March 11, 2023
Coined by sabermetrican, Voros McCraken, “Voros’s Law” states that any player can hit just about anything in around 60 at-bats. The concept is easy to understand. Over the course of 17 games and 59 at-bats in May 2014, Mike Trout posted a batting average of .153. In 2022, Corey Dickerson put up not one, not two, but three 17-game spans where he averaged .460 or higher, joining only Aaron Judge and J.D. Martinez as players who had three such streaks. Any player can hit anything in around 60 at-bats.
If Voros’s Law is true during the regular season, it is doubly true of Spring Training during a year where some of the best ballplayers on the planet have departed their clubs to play in the World Baseball Classic.

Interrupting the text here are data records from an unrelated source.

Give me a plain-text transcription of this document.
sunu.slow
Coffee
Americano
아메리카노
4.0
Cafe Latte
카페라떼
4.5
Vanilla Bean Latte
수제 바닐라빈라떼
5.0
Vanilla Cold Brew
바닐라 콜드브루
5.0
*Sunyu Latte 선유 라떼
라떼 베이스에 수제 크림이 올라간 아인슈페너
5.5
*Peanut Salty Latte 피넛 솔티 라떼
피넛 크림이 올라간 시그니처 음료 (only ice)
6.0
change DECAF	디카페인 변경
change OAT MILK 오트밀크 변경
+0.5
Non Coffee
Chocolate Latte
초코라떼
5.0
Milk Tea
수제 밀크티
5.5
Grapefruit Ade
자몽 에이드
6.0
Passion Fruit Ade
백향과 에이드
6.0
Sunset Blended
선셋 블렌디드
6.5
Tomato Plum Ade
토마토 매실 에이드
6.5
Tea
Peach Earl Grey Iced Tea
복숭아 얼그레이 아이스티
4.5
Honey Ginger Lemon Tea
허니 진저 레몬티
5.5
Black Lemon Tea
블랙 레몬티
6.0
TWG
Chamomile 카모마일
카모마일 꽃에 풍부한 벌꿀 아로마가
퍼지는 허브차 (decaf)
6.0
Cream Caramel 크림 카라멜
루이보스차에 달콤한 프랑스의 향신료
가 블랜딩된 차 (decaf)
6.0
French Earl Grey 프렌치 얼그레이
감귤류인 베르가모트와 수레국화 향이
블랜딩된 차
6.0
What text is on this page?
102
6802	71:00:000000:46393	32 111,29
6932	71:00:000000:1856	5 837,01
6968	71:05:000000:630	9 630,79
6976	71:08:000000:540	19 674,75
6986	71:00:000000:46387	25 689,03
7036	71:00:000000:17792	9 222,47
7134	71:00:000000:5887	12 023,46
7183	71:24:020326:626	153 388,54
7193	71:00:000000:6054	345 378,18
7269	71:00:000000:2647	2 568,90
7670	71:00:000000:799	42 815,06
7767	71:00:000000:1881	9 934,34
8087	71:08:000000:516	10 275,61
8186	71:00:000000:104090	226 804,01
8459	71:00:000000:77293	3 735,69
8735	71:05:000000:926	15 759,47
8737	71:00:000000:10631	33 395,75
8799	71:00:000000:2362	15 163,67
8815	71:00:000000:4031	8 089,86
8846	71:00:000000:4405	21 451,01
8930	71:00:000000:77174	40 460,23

Enter Jordan Walker, the 20-year-old righthander, who has mashed three home runs and slashed .424/.424/.813 through the first ten Spring Training games of 2023, nearly insisting that John Mozeliak and co. find a place for him on the Opening Day roster. That Walker might find himself on the 26-man when the Cardinals take the field in St. Louis against the Toronto Blue Jays on March 30 was far from a given. FanGraphs’ ZiPS and Steamer systems currently project Walker for 116 and 102 games, respectively.
Part of the reason Walker might have been expected to start the season with AAA Memphis was due to the unclear path through the logjam of talent ahead of him. The Cardinals drafted Walker as a third baseman in the first round of the 2020 Draft, a position occupied by in St. Louis Nolan Arenado, who declined to exercise his opt-out clause this past offseason, leaving him firmly parked in the hot corner through the 2027 season. Walker has taken up work in the outfield, which provides him an easier route to the big league roster than supplanting Arenado, but remains a tall order.
With only one losing season since the turn of the century (which, incidentally, immediately followed the team’s World Series victory in 2006),Cardinals fans know that any of the team’s problems are the good type to have. The 2023 outfield is exactly that brand of good problem. The presumptive starters, Dylan Carlson, Tyler O’Neil, and Lars Nootbaar, each have a high ceiling and a not insignificant question mark entering the season. In 2022, Carlson, himself a former first-round pick, faltered down the stretch, where his first-half WRC+ of 111 fell to 85. He struggled particularly against right-handed pitching, against him is WRC+ of 83 on the year was 60 points below his marks against lefties. O’Neil has been explosive when healthy, posting a WRC+ of 144 over the course of the 2021 season, but played in only 96 games in 2022. Nootbaar, for his part, put together a strong 2022 campaign punctuated by 90th percentile leaguewide exit velocity and 98th percentile walk rate. He, and his pepper grinder celebration, have become darlings of not only the St. Louis front office, coaching staff, and fans, but the world at large following Shohei Ohtani’s adoption of the celebration in the World Baseball Classic.[6] Even so, it remains to be seen whether Nootbaar can continue to build on his strong rookie season.
To make matters worse for Walker, all three of the outfield frontrunners are plus defenders. Carlson started 69 games in center field in 2022, primarily taking over the position following Harrison Bader’s trade to the Yankees. When O’Neil came into camp this spring, he requested the opportunity to audition for the center field role, which the Cardinals will grant him. Both O’Neil and Nootbaar will play centerfield for their World Baseball Classic squads.
Walker is not the only guy hoping to get an outfield spot, either. Juan Yepez hit a respectable .253/.296/.447 over 274 plate appearances in 2022, including 12 home runs. Alec Burleson appeared in 16 games this past season and, although he did not post great numbers, he remains a strong prospect. Oh, yeah, and super utility man, Brendan Donovan, appeared in 37 games in the outfield in 2022, as well.
The door to a roster spot was always going to be there for Walker as a non-roster invitee to Spring Training. The question was whether he could find a way to wrench it open. An injury seemed the likeliest route, but that was ten exhibition games ago. That was before, per MLB Pipeline, Walker led all Spring Training players in average (.452), slugging (.839), OPS (1.291), total bases (26), hits (14), and extra-base hits (6, tied).[8]
We know the sample size is miniscule. We know the pitchers Walker has faced are ramping up, testing out new pitches, experimenting with new rules, and may not all represent big league talent. We know that in about 60 at-bats, any guy can hit anything. But when you look at the 33 at-bats Walker has masterfully pieced together, we can’t help but forget the other things we know.
Maybe it’s the optimism of spring, when the players are in the Best Shape of Their Lives and each team’s dream of hoisting that piece of metal in October remains intact; maybe it’s that humans are bad at holding two ideas in their head at once. All I know is this: Jordan Walker is the best ballplayer on Earth.